Athletes who refuse ASADA now faces fines
Suspected sporting drug cheats will retain their right to silence under a watered down anti-doping authority bill.
It's a softer law than the federal government's original proposal, which sought to remove a suspected athlete's option against self-incrimination when being interviewed by Australian Sports Anti-Doping Authority (ASADA) officers.
So while the amended bill will still compel athletes to attend ASADA interviews or risk being fined $5000, they will have the right to silence if their answer would self-incriminate.
Athletes will be allowed to take legal representatives with them into interviews and an ASADA watchdog panel will also have to agree to investigators approaching players.

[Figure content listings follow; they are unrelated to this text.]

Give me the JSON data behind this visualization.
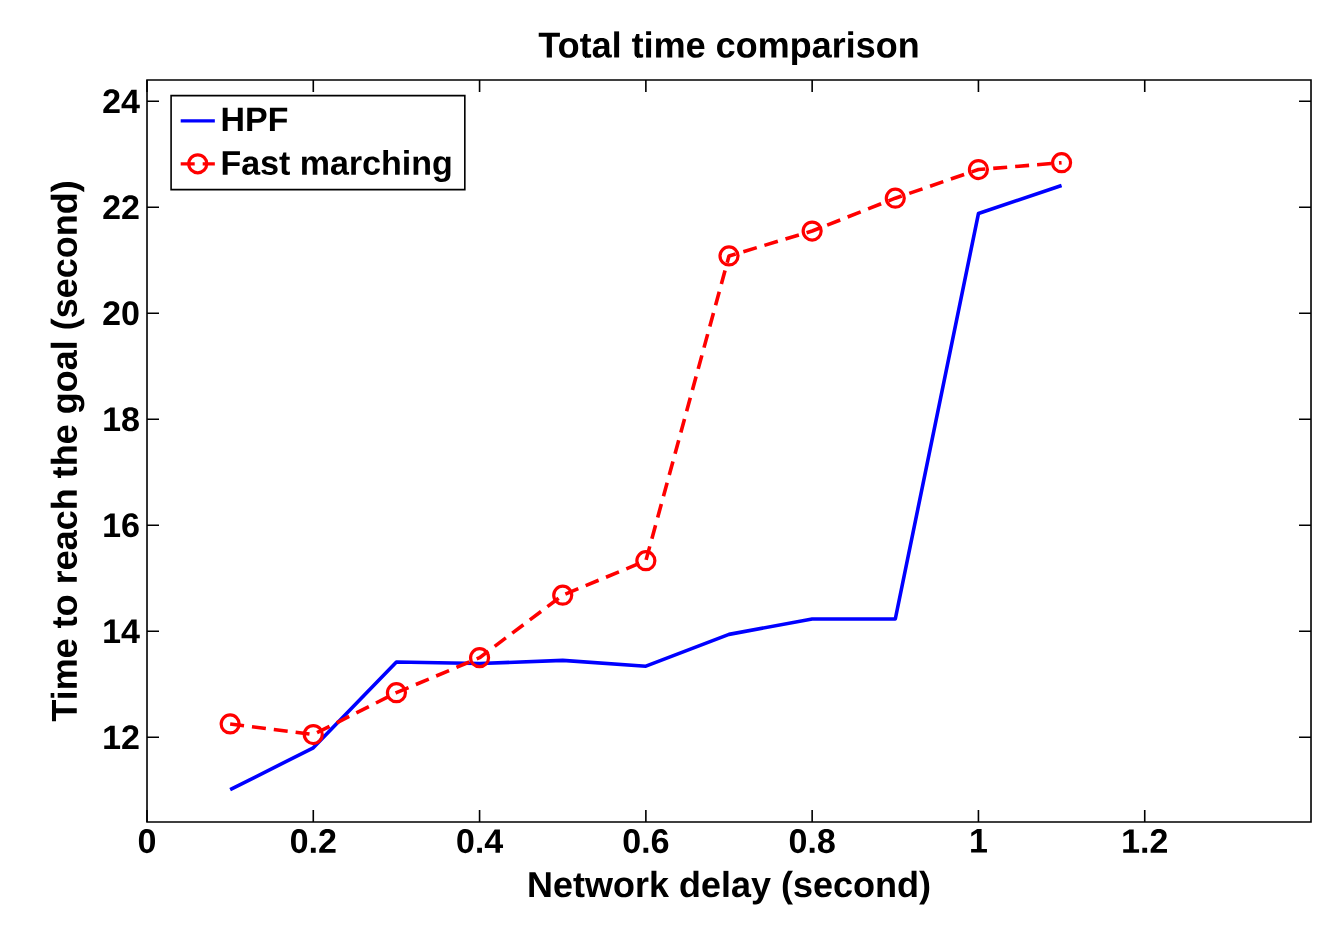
{
  "chart_data": {
    "type": "line",
    "title": "Total time comparison",
    "xlabel": "Network delay (second)",
    "ylabel": "Time to reach the goal (second)",
    "x": [
      0.1,
      0.2,
      0.3,
      0.4,
      0.5,
      0.6,
      0.7,
      0.8,
      0.9,
      1.0,
      1.1
    ],
    "series": [
      {
        "name": "HPF",
        "color": "#0000ff",
        "marker": "none",
        "line_style": "solid",
        "values": [
          11.01,
          11.8,
          13.42,
          13.39,
          13.45,
          13.34,
          13.94,
          14.23,
          14.23,
          21.88,
          22.41
        ]
      },
      {
        "name": "Fast marching",
        "color": "#ff0000",
        "marker": "circle",
        "line_style": "dashed",
        "values": [
          12.25,
          12.05,
          12.84,
          13.5,
          14.68,
          15.33,
          21.08,
          21.55,
          22.17,
          22.71,
          22.84
        ]
      }
    ],
    "xlim": [
      0,
      1.4
    ],
    "xticks": [
      0,
      0.2,
      0.4,
      0.6,
      0.8,
      1,
      1.2
    ],
    "ylim": [
      10.4,
      24.4
    ],
    "yticks": [
      12,
      14,
      16,
      18,
      20,
      22,
      24
    ],
    "grid": false,
    "legend": "top left"
  }
}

Due to be rushed through parliament by Thursday, the amended bill comes on the back of an agreement struck by the government and the Australian Greens.
Greens senator Richard Di Natale had opposed the original bill, arguing suspected rapists and murderers would have more legal rights.

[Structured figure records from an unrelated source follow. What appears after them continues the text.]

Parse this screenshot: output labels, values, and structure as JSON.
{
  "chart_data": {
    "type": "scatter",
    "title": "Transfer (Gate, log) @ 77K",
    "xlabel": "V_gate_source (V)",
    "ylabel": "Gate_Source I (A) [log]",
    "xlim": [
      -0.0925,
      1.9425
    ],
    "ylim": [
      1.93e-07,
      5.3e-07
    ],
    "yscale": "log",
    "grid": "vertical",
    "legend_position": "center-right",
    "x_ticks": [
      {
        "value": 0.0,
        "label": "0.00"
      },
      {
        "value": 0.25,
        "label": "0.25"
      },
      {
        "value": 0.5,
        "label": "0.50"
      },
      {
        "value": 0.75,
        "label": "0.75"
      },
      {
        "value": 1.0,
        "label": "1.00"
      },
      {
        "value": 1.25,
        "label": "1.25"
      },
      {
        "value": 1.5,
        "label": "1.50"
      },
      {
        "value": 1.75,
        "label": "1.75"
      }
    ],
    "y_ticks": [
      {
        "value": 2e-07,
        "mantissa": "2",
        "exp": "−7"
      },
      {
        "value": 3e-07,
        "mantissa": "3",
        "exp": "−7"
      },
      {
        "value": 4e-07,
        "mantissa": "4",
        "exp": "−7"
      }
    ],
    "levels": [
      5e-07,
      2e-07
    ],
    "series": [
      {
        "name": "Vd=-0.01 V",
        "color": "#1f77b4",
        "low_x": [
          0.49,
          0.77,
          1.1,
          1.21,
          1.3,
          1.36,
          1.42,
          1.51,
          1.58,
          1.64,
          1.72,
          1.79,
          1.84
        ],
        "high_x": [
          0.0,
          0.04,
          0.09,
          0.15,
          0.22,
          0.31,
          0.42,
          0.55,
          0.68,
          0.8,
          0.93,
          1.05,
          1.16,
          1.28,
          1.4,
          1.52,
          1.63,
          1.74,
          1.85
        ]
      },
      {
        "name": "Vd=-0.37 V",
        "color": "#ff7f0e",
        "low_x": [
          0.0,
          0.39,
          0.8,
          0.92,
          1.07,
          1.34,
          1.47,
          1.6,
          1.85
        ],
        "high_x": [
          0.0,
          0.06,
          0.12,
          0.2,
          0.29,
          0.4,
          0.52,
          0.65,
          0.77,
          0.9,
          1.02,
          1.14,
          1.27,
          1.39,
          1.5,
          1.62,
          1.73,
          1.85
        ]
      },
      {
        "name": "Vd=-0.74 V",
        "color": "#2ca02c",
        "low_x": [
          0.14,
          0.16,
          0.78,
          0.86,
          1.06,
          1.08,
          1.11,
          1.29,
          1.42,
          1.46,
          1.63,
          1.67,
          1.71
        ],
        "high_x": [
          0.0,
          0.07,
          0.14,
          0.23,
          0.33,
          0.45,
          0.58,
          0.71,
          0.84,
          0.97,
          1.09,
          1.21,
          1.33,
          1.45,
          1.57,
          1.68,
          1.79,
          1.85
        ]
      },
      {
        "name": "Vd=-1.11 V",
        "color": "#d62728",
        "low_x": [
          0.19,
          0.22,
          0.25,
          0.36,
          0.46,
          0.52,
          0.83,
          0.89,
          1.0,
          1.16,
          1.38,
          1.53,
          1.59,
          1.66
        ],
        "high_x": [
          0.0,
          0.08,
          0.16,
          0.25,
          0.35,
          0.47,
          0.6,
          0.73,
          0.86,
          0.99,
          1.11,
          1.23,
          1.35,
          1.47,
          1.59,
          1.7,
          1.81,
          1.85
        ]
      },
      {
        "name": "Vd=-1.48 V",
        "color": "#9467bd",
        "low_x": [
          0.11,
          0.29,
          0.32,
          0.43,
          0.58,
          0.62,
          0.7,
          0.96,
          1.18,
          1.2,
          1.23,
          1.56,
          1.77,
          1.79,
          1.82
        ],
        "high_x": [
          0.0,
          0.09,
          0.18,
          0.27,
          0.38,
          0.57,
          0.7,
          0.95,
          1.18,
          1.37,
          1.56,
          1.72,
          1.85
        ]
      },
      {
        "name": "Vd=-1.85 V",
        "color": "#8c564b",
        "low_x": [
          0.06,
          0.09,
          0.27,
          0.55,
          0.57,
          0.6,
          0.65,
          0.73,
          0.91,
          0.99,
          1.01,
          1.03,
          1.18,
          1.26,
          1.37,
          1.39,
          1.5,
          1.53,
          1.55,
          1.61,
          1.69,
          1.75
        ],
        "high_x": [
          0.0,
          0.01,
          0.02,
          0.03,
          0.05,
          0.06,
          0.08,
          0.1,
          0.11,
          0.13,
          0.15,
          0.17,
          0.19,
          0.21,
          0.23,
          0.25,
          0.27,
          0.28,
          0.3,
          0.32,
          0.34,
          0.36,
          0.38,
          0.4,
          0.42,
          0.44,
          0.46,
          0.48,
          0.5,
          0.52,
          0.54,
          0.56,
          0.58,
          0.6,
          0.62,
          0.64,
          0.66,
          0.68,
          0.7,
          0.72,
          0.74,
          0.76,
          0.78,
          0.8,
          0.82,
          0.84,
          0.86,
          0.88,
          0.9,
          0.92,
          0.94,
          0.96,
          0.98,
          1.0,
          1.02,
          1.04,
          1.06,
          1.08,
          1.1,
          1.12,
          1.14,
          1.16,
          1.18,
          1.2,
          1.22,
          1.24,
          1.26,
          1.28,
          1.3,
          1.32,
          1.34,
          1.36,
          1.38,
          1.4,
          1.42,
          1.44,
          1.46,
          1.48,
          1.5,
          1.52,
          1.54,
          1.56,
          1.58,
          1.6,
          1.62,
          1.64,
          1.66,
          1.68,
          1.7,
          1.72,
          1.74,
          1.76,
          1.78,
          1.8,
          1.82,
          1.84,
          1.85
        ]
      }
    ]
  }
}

The new powers will be a timely boost to ASADA's investigation into the NRL, after complaints that the drawn out process had sullied the reputation of the administration, teams and players across the board.

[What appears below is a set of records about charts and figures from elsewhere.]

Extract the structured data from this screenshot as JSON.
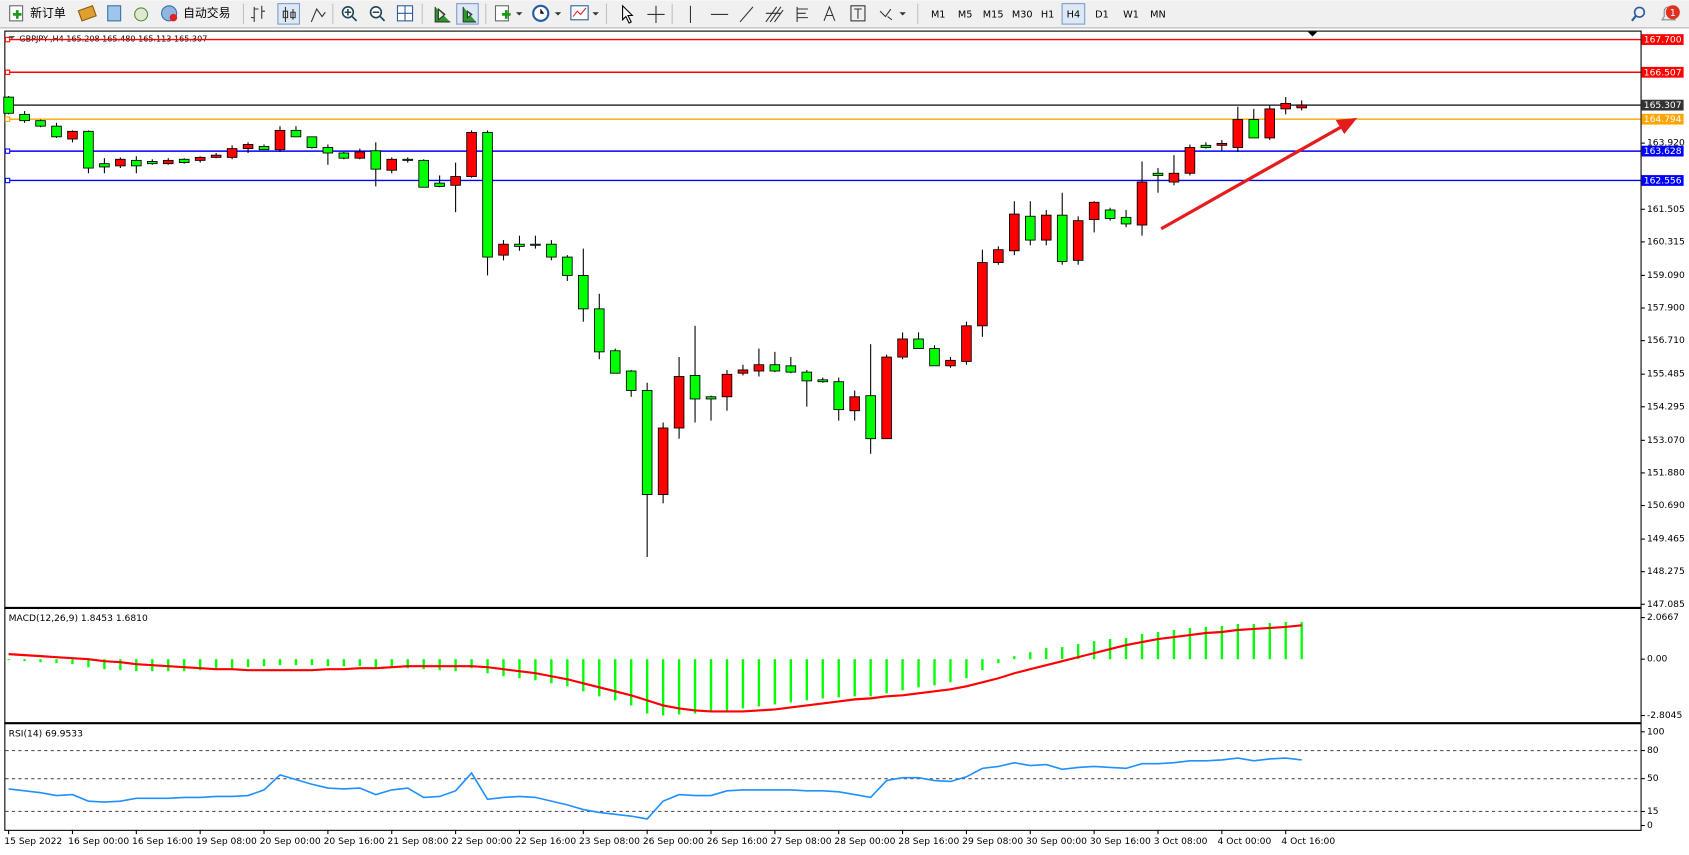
{
  "toolbar": {
    "new_order": "新订单",
    "auto_trade": "自动交易",
    "timeframes": [
      "M1",
      "M5",
      "M15",
      "M30",
      "H1",
      "H4",
      "D1",
      "W1",
      "MN"
    ],
    "active_timeframe": "H4",
    "notifications": 1
  },
  "chart_data": [
    {
      "type": "candlestick",
      "title": "GBPJPY-,H4  165.208 165.480 165.113 165.307",
      "up_color": "#ff0000",
      "down_color": "#00ff00",
      "categories": [
        "15 Sep 2022",
        null,
        null,
        null,
        "16 Sep 00:00",
        null,
        null,
        null,
        "16 Sep 16:00",
        null,
        null,
        null,
        "19 Sep 08:00",
        null,
        null,
        null,
        "20 Sep 00:00",
        null,
        null,
        null,
        "20 Sep 16:00",
        null,
        null,
        null,
        "21 Sep 08:00",
        null,
        null,
        null,
        "22 Sep 00:00",
        null,
        null,
        null,
        "22 Sep 16:00",
        null,
        null,
        null,
        "23 Sep 08:00",
        null,
        null,
        null,
        "26 Sep 00:00",
        null,
        null,
        null,
        "26 Sep 16:00",
        null,
        null,
        null,
        "27 Sep 08:00",
        null,
        null,
        null,
        "28 Sep 00:00",
        null,
        null,
        null,
        "28 Sep 16:00",
        null,
        null,
        null,
        "29 Sep 08:00",
        null,
        null,
        null,
        "30 Sep 00:00",
        null,
        null,
        null,
        "30 Sep 16:00",
        null,
        null,
        null,
        "3 Oct 08:00",
        null,
        null,
        null,
        "4 Oct 00:00",
        null,
        null,
        null,
        "4 Oct 16:00",
        null
      ],
      "open": [
        165.6,
        164.97,
        164.74,
        164.54,
        164.07,
        164.35,
        163.17,
        163.09,
        163.29,
        163.25,
        163.17,
        163.33,
        163.29,
        163.4,
        163.4,
        163.72,
        163.8,
        163.68,
        164.385,
        164.15,
        163.76,
        163.56,
        163.37,
        163.64,
        162.93,
        163.33,
        163.29,
        162.46,
        162.38,
        162.7,
        164.31,
        159.83,
        160.23,
        160.23,
        160.23,
        159.76,
        159.09,
        157.87,
        156.34,
        155.6,
        154.89,
        151.09,
        153.52,
        155.44,
        154.66,
        154.66,
        155.52,
        155.6,
        155.83,
        155.79,
        155.56,
        155.28,
        155.21,
        154.15,
        154.7,
        153.13,
        156.11,
        156.77,
        156.42,
        155.79,
        155.95,
        157.25,
        159.56,
        159.99,
        161.25,
        160.38,
        161.29,
        159.64,
        161.13,
        161.48,
        161.21,
        160.93,
        162.82,
        162.5,
        162.82,
        163.84,
        163.84,
        163.76,
        164.78,
        164.11,
        165.17,
        165.208
      ],
      "high": [
        165.64,
        165.09,
        164.78,
        164.66,
        164.385,
        164.385,
        163.37,
        163.4,
        163.44,
        163.33,
        163.37,
        163.37,
        163.44,
        163.56,
        163.84,
        163.95,
        163.87,
        164.54,
        164.54,
        164.15,
        163.87,
        163.6,
        163.72,
        163.95,
        163.4,
        163.4,
        163.33,
        162.74,
        163.21,
        164.385,
        164.385,
        160.38,
        160.54,
        160.54,
        160.38,
        159.83,
        160.07,
        158.42,
        156.42,
        155.64,
        155.17,
        153.72,
        156.11,
        157.25,
        154.7,
        155.64,
        155.83,
        156.42,
        156.3,
        156.11,
        155.64,
        155.36,
        155.36,
        154.89,
        156.58,
        156.2,
        157.01,
        157.01,
        156.54,
        156.11,
        157.4,
        160.03,
        160.15,
        161.8,
        161.8,
        161.48,
        162.11,
        161.25,
        161.8,
        161.56,
        161.48,
        163.25,
        163.01,
        163.48,
        163.87,
        163.95,
        164.03,
        165.25,
        165.17,
        165.29,
        165.6,
        165.48
      ],
      "low": [
        164.97,
        164.66,
        164.5,
        164.11,
        163.95,
        162.82,
        162.82,
        163.01,
        162.82,
        163.13,
        163.13,
        163.17,
        163.21,
        163.37,
        163.33,
        163.56,
        163.68,
        163.6,
        164.15,
        163.72,
        163.13,
        163.33,
        163.33,
        162.34,
        162.82,
        163.21,
        162.31,
        162.31,
        161.4,
        162.66,
        159.09,
        159.64,
        159.99,
        160.07,
        159.64,
        158.89,
        157.4,
        156.03,
        155.52,
        154.66,
        148.81,
        150.77,
        153.13,
        153.72,
        153.79,
        154.15,
        155.44,
        155.4,
        155.56,
        155.52,
        154.3,
        155.17,
        153.79,
        153.79,
        152.58,
        153.13,
        156.03,
        156.42,
        155.79,
        155.72,
        155.83,
        156.85,
        159.48,
        159.83,
        160.19,
        160.19,
        159.48,
        159.48,
        160.66,
        161.09,
        160.85,
        160.54,
        162.11,
        162.38,
        162.74,
        163.72,
        163.64,
        163.6,
        164.11,
        164.03,
        164.97,
        165.113
      ],
      "close": [
        165.01,
        164.74,
        164.54,
        164.15,
        164.35,
        163.01,
        163.05,
        163.33,
        163.09,
        163.17,
        163.29,
        163.21,
        163.4,
        163.48,
        163.72,
        163.87,
        163.68,
        164.385,
        164.15,
        163.76,
        163.56,
        163.37,
        163.6,
        162.97,
        163.33,
        163.29,
        162.31,
        162.34,
        162.7,
        164.31,
        159.76,
        160.23,
        160.15,
        160.19,
        159.76,
        159.09,
        157.87,
        156.3,
        155.52,
        154.89,
        151.09,
        153.52,
        155.4,
        154.58,
        154.58,
        155.48,
        155.64,
        155.83,
        155.6,
        155.56,
        155.24,
        155.21,
        154.19,
        154.66,
        153.13,
        156.11,
        156.77,
        156.42,
        155.79,
        155.99,
        157.25,
        159.56,
        160.03,
        161.33,
        160.38,
        161.29,
        159.6,
        161.09,
        161.76,
        161.17,
        160.97,
        162.5,
        162.74,
        162.82,
        163.76,
        163.76,
        163.91,
        164.78,
        164.11,
        165.17,
        165.37,
        165.307
      ],
      "ylim": [
        147.03,
        167.99
      ],
      "yticks": [
        {
          "value": 163.92,
          "label": "163.920"
        },
        161.505,
        160.315,
        {
          "value": 159.09,
          "label": "159.090"
        },
        {
          "value": 157.9,
          "label": "157.900"
        },
        {
          "value": 156.71,
          "label": "156.710"
        },
        155.485,
        154.295,
        {
          "value": 153.07,
          "label": "153.070"
        },
        {
          "value": 151.88,
          "label": "151.880"
        },
        {
          "value": 150.69,
          "label": "150.690"
        },
        149.465,
        148.275,
        147.085
      ],
      "levels": [
        {
          "value": 167.7,
          "label": "167.700",
          "color": "#ff0000"
        },
        {
          "value": 166.507,
          "label": "166.507",
          "color": "#ff0000"
        },
        {
          "value": 165.307,
          "label": "165.307",
          "color": "#333333"
        },
        {
          "value": 164.794,
          "label": "164.794",
          "color": "#ffa500"
        },
        {
          "value": 163.628,
          "label": "163.628",
          "color": "#0000ff"
        },
        {
          "value": 162.556,
          "label": "162.556",
          "color": "#0000ff"
        }
      ]
    },
    {
      "type": "macd",
      "title": "MACD(12,26,9) 1.8453 1.6810",
      "histogram": {
        "color": "#00ff00",
        "values": [
          -0.05,
          -0.1,
          -0.15,
          -0.2,
          -0.25,
          -0.4,
          -0.5,
          -0.55,
          -0.6,
          -0.6,
          -0.6,
          -0.6,
          -0.55,
          -0.5,
          -0.45,
          -0.4,
          -0.35,
          -0.3,
          -0.3,
          -0.3,
          -0.35,
          -0.35,
          -0.35,
          -0.45,
          -0.45,
          -0.45,
          -0.5,
          -0.55,
          -0.6,
          -0.45,
          -0.7,
          -0.85,
          -0.95,
          -1.05,
          -1.2,
          -1.35,
          -1.6,
          -1.85,
          -2.05,
          -2.3,
          -2.7,
          -2.8,
          -2.75,
          -2.7,
          -2.65,
          -2.55,
          -2.45,
          -2.35,
          -2.25,
          -2.15,
          -2.05,
          -1.95,
          -1.9,
          -1.85,
          -1.85,
          -1.7,
          -1.55,
          -1.4,
          -1.3,
          -1.15,
          -0.95,
          -0.55,
          -0.2,
          0.15,
          0.35,
          0.55,
          0.6,
          0.75,
          0.9,
          1.0,
          1.05,
          1.25,
          1.35,
          1.45,
          1.55,
          1.6,
          1.65,
          1.75,
          1.75,
          1.8,
          1.85,
          1.8453
        ]
      },
      "signal": {
        "color": "#ff0000",
        "values": [
          0.25,
          0.2,
          0.15,
          0.1,
          0.05,
          0.0,
          -0.1,
          -0.15,
          -0.25,
          -0.3,
          -0.35,
          -0.4,
          -0.45,
          -0.5,
          -0.5,
          -0.55,
          -0.55,
          -0.55,
          -0.55,
          -0.55,
          -0.5,
          -0.5,
          -0.45,
          -0.45,
          -0.4,
          -0.35,
          -0.35,
          -0.35,
          -0.35,
          -0.35,
          -0.4,
          -0.5,
          -0.6,
          -0.7,
          -0.85,
          -1.0,
          -1.2,
          -1.4,
          -1.6,
          -1.8,
          -2.05,
          -2.3,
          -2.45,
          -2.55,
          -2.6,
          -2.6,
          -2.6,
          -2.55,
          -2.5,
          -2.4,
          -2.3,
          -2.2,
          -2.1,
          -2.0,
          -1.95,
          -1.85,
          -1.8,
          -1.7,
          -1.6,
          -1.5,
          -1.35,
          -1.15,
          -0.95,
          -0.7,
          -0.5,
          -0.3,
          -0.1,
          0.1,
          0.3,
          0.5,
          0.7,
          0.85,
          1.0,
          1.1,
          1.2,
          1.3,
          1.35,
          1.45,
          1.5,
          1.55,
          1.6,
          1.681
        ]
      },
      "ylim": [
        -3.13,
        2.44
      ],
      "yticks": [
        2.0667,
        {
          "value": 0,
          "label": "0.00"
        },
        -2.8045
      ]
    },
    {
      "type": "line",
      "title": "RSI(14) 69.9533",
      "color": "#1e90ff",
      "values": [
        39,
        37,
        35,
        32,
        33,
        26,
        25,
        26,
        29,
        29,
        29,
        30,
        30,
        31,
        31,
        32,
        38,
        54,
        49,
        44,
        40,
        39,
        40,
        33,
        38,
        40,
        30,
        31,
        37,
        56,
        28,
        30,
        31,
        30,
        26,
        22,
        17,
        14,
        12,
        10,
        7,
        26,
        33,
        32,
        32,
        37,
        38,
        38,
        38,
        38,
        37,
        37,
        36,
        33,
        30,
        48,
        51,
        51,
        48,
        47,
        52,
        61,
        63,
        67,
        64,
        65,
        60,
        62,
        63,
        62,
        61,
        66,
        66,
        67,
        69,
        69,
        70,
        72,
        69,
        71,
        72,
        69.9533
      ],
      "ylim": [
        -4.6,
        106.9
      ],
      "yticks": [
        100,
        80,
        50,
        15,
        0
      ],
      "levels": [
        80,
        50,
        15
      ]
    }
  ]
}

Meanwhile, the government and the Greens have started negotiating on Senator Di Natale's bid for a Senate inquiry into the relationship among sports scientists, players and support staff over alleged drug use in sport.
It was reported on Wednesday that players could be called to testify before the inquiry.
However, Senator Di Natale said the focus of an inquiry would be on the broader administration - including coaches and sports scientists - rather than individual players.
"The whole purpose of the inquiry is to demonstrate that we can't just focus on individual athletes," he said.
"But we do need to look at the sports science industry and I think both the government and ourselves acknowledge that."
A spokesman for Sports Minister Kate Lundy said the government would not support an inquiry which targeted individual players.
"ASADA is the right body to complete individual anti-doping investigations and it should be allowed to complete its work independently," the spokesman said.
"The government does not support an inquiry of this nature while ASADA investigations are still unfolding."
A date for the start of the inquiry is still to be fixed.